Process-wise, Pasi could have made a consensus call on exact SCSV
semantics on Dec 17th providing several options,  the result of a
free and open discussion on SCSV semantics could have been part
of -03, Pasi could have re-issued an IETF Last Call on Jan 7th, we
would have received further editorial comments and today
an -04 document could be in much better shape, ready for IESG
approval and in perfect alignment with the IETF processes.


> 
> > And although I hesitate to bring up the following since they are
> > non-essential,
> > 5. SCSV is a hack meant to appease ancient and/or non-conforming
> > servers.  That is one ugly baby, and I wish it would just disappear.
> > There is absolutely no reason for it ever to be sent in a ClientHello
> > containing a non-empty RI (it is a no-op that just wastes N bits of
> > bandwidth to convey 0 bits of additional information, and no legacy
> > implementation would ever send or interpret it), so I see absolutely no
> > downside to prohibiting it during renegotiation.
> 
> To me RI looks like a hack just as much as SCSV.  Hopefully in the
> future, the way to indicate support for secure renegotiation would
> be in the client version of the ClientHello.

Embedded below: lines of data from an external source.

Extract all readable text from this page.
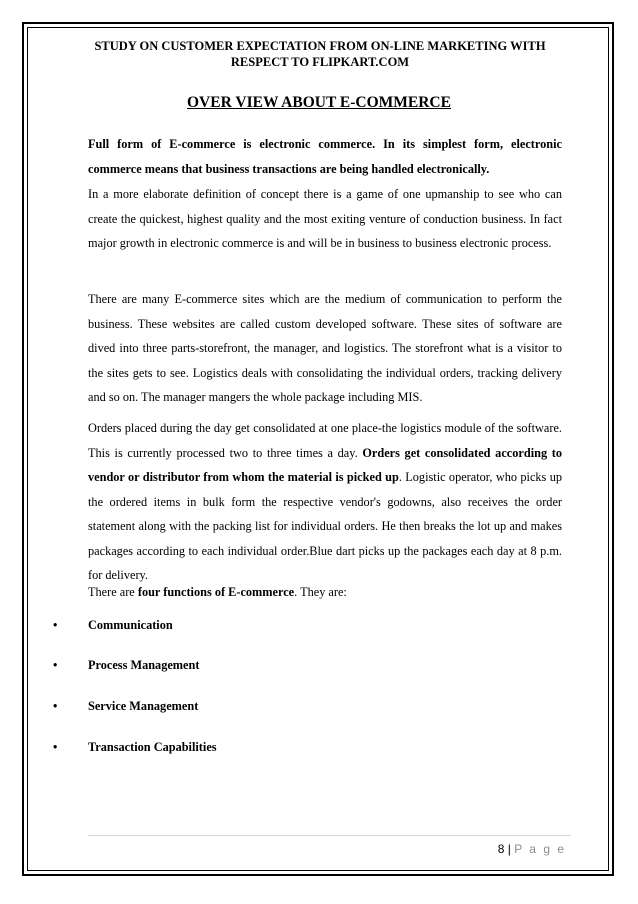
STUDY ON CUSTOMER EXPECTATION FROM ON-LINE MARKETING WITH
RESPECT TO FLIPKART.COM
OVER VIEW ABOUT E-COMMERCE
Full form of E-commerce is electronic commerce. In its simplest form, electronic commerce means that business transactions are being handled electronically.
In a more elaborate definition of concept there is a game of one upmanship to see who can create the quickest, highest quality and the most exiting venture of conduction business. In fact major growth in electronic commerce is and will be in business to business electronic process.
There are many E-commerce sites which are the medium of communication to perform the business. These websites are called custom developed software. These sites of software are dived into three parts-storefront, the manager, and logistics. The storefront what is a visitor to the sites gets to see. Logistics deals with consolidating the individual orders, tracking delivery and so on. The manager mangers the whole package including MIS.
Orders placed during the day get consolidated at one place-the logistics module of the software. This is currently processed two to three times a day. Orders get consolidated according to vendor or distributor from whom the material is picked up. Logistic operator, who picks up the ordered items in bulk form the respective vendor's godowns, also receives the order statement along with the packing list for individual orders. He then breaks the lot up and makes packages according to each individual order.Blue dart picks up the packages each day at 8 p.m. for delivery.
There are four functions of E-commerce. They are:
• Communication
• Process Management
• Service Management
• Transaction Capabilities
8 | P a g e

Unfortunately, that "go away" is impossible for any implementation
of TLS that offers interop with protocol versions 0x03,0x00 -> 0x03,0x03
(aka SSLv3 and TLS protocol version v1.0->v1.2).

And although clients could stop sending SCSV when they stop using
extension-less ClientHellos, the server-side support for SCSV is going
to stick forever.

Likewise, the TLS extension RI band-aid is going to be with us
for at least 20 years.  It's not possible to make this design
an integral part of a future TLS version that obviates sending
this data over the wire.  Except maybe defining an alternative
and negotiating that as well.  The latter could obviate transfering
the data, but would require implementations to implement essentialls
two solutions for the same problem, which, unless someone finds 
a problem with TLS extension RI (which I doubt), would be
a complete waste of resources.

I remember that Stephen Farrell suggested to standardize both
(TLS extension RI without SCSV plus a well-discussed successor
of draft-mrex-tls-secure-renegotiation), but *I* don't like
two solution where one is sufficient.